Code to ban URLs in form fields now triggers fatal error

Get Help
1

For years I have used some code given by GF that prevents form submissions if URLs are included in specific (or any) form fields (to stop spam bots), but it has suddenly stopped working and now triggers a fatal error:

Fatal error : Uncaught TypeError: preg_match(): Argument #2 ($subject) must be of type string, array given in […]

Here is the code I was given, the line that is triggering the error is the one that starts with "if ( $result[‘is_valid’] "

add_filter( 'gform_field_validation', 'custom_validation', 10, 4 );
function custom_validation( $result, $value, $form, $field ) {

	if ( $result['is_valid'] && preg_match('/\b(?:(?:https?|ftp|http):\/\/|www\.)[-a-z0-9+&@#\/%?=~_|!:,.;]*[-a-z0-9+&@#\/%=~_|]/i', $value ) ) {
		$result['is_valid'] = false;
		$result['message'] = 'Please remove URLs';
	}
	return $result;
}

I found very similar code here that also does not work (triggers the same error):
https://community.gravityforms.com/t/how-to-block-link-tags-and-urls-hyperlinks-contained-in-any-form-field-regex-format-resolved/13787

Is there an updated way to stop users from submitting hyperlinks in form fields?

I am using the most current version of Gravity Forms with WP ver. 6.1.1 and PHP 8.0.

Any help would be appreciated!

2

There was probably a change in PHP 8 that causes a fatal error now. If you are checking all fields for URLs, you are probably checking some fields that return an array rather than a string. preg_match is looking for a string.

You will need to narrow the focus so that this validation filter only applies to specific fields in specific forms, or you will need to do more work to convert the parts of the array of values to string so the original function can work.

To apply to specific fields in one form, you could do this:

add_filter( 'gform_field_validation_8_2', 'custom_validation', 10, 4 );
add_filter( 'gform_field_validation_8_5', 'custom_validation', 10, 4 );
add_filter( 'gform_field_validation_8_6', 'custom_validation', 10, 4 );
add_filter( 'gform_field_validation_8_20', 'custom_validation', 10, 4 );
function custom_validation( $result, $value, $form, $field ) {
	if ( $result['is_valid'] && preg_match('/\b(?:(?:https?|ftp|http):\/\/|www\.)[-a-z0-9+&@#\/%?=~_|!:,.;]*[-a-z0-9+&@#\/%=~_|]/i', $value ) ) {
		$result['is_valid'] = false;
		$result['message'] = 'Please remove URLs';
	}
	return $result;
}

That would apply to fields 2, 5, 6, and 20 in form 8.
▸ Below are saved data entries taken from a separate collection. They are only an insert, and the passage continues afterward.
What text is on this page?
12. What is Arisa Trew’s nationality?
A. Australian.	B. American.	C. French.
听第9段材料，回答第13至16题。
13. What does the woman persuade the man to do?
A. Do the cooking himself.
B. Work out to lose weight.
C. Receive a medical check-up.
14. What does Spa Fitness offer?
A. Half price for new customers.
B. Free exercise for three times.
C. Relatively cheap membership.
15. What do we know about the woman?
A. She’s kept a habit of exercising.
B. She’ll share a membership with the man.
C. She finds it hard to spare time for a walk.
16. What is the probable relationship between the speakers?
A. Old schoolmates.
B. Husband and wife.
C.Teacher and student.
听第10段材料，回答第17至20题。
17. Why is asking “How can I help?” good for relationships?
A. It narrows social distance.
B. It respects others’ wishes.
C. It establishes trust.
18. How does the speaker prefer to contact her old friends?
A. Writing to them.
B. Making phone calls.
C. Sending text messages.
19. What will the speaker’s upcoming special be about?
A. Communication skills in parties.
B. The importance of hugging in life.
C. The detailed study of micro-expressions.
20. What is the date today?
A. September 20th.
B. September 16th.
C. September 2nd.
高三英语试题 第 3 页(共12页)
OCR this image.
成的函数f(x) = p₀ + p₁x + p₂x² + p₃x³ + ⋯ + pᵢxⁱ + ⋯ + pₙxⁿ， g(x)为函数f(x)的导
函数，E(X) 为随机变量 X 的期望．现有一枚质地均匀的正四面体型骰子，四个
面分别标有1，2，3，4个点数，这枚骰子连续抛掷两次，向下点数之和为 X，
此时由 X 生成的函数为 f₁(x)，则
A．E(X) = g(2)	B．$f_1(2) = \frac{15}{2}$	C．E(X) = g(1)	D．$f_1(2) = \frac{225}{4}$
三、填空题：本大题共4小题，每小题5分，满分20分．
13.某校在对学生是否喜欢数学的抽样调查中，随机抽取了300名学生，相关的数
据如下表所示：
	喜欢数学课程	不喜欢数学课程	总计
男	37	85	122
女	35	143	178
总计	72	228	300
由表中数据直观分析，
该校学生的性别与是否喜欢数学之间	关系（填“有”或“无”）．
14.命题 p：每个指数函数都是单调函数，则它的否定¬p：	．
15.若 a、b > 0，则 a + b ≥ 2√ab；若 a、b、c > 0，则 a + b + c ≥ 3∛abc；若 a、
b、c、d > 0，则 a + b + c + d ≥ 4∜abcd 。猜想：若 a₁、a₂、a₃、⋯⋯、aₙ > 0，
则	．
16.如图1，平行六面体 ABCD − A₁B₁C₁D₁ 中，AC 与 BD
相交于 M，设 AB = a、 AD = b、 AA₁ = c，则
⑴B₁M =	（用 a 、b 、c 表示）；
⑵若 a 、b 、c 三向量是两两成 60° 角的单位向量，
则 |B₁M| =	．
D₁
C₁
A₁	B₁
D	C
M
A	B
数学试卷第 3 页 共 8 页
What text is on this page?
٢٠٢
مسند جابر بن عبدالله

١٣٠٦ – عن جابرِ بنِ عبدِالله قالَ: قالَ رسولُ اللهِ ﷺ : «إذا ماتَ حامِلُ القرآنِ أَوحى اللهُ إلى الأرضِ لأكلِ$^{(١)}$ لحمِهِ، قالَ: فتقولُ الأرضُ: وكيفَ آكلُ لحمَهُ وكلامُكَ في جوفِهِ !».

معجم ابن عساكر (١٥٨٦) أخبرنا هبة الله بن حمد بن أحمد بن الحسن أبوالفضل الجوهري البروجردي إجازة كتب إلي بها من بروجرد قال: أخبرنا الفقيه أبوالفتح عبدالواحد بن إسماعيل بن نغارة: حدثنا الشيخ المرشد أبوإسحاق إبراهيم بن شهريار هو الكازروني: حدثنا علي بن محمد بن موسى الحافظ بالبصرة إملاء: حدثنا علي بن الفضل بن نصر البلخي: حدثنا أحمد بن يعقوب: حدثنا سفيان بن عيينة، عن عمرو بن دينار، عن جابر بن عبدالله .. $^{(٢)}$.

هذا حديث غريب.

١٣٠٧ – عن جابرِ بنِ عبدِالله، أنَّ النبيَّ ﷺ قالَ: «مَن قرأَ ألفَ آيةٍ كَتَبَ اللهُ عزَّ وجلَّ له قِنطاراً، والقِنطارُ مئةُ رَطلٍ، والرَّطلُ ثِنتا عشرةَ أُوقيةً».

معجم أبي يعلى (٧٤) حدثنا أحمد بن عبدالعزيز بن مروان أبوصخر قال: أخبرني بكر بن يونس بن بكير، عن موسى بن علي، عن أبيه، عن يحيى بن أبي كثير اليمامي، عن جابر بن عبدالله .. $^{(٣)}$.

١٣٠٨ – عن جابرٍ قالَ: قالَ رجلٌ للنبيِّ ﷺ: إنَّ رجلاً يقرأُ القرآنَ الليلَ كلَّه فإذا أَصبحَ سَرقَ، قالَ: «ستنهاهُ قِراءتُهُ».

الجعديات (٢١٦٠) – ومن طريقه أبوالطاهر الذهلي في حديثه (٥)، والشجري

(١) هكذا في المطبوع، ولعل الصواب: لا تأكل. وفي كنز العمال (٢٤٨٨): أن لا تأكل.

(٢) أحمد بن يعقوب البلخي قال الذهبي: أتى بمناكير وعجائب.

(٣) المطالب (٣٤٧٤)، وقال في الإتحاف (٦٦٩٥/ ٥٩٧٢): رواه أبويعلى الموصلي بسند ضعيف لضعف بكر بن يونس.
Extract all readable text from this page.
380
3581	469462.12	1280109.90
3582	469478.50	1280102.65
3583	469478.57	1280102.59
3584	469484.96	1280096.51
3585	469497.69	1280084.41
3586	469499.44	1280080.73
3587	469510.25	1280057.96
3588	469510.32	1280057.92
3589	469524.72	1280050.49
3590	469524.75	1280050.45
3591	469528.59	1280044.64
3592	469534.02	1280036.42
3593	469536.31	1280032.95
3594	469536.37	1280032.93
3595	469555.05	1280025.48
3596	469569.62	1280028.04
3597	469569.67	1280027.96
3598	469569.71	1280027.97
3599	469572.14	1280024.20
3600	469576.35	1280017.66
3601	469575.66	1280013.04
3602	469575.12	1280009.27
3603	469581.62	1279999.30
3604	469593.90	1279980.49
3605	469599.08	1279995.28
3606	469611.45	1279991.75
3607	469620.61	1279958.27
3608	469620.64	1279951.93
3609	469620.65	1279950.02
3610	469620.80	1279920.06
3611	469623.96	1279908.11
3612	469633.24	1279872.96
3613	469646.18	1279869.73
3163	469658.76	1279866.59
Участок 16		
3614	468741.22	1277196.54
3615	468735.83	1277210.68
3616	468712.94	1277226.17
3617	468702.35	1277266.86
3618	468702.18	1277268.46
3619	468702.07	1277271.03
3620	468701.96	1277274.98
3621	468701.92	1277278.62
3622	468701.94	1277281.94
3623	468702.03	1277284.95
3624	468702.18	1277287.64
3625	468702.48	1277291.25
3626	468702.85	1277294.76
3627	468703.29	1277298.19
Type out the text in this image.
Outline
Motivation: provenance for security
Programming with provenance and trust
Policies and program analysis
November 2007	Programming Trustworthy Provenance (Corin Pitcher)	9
You could also change the code to check the field type before trying to validate. Something like this:

add_filter( 'gform_field_validation', 'custom_validation', 10, 4 );
function custom_validation( $result, $value, $form, $field ) {
	// check text fields and textareas for URLs
	if ( 'text' === $field->type || 'textarea' === $field->type ) {
		if ( $result['is_valid'] && preg_match('/\b(?:(?:https?|ftp|http):\/\/|www\.)[-a-z0-9+&@#\/%?=~_|!:,.;]*[-a-z0-9+&@#\/%=~_|]/i', $value ) ) {
			$result['is_valid'] = false;
			$result['message'] = 'Please remove URLs';
		}
	}
	return $result;
}
3

Got it, and thank you!!

Your explanation makes perfect sense. In our case, the bots and other (live?) spammers routinely fill the “message” field (textarea) with hyperlinks…so I will be sure to target just those textareas.

:slight_smile: and hugs,
Trisha

4

It will be easier then targeting only the textarea. You just need to add that check so that not all fields in the form as run through this filter, which is why there is a fatal error now (some values are not strings but arrays.)

5

This topic was automatically closed 24 hours after the last reply. New replies are no longer allowed.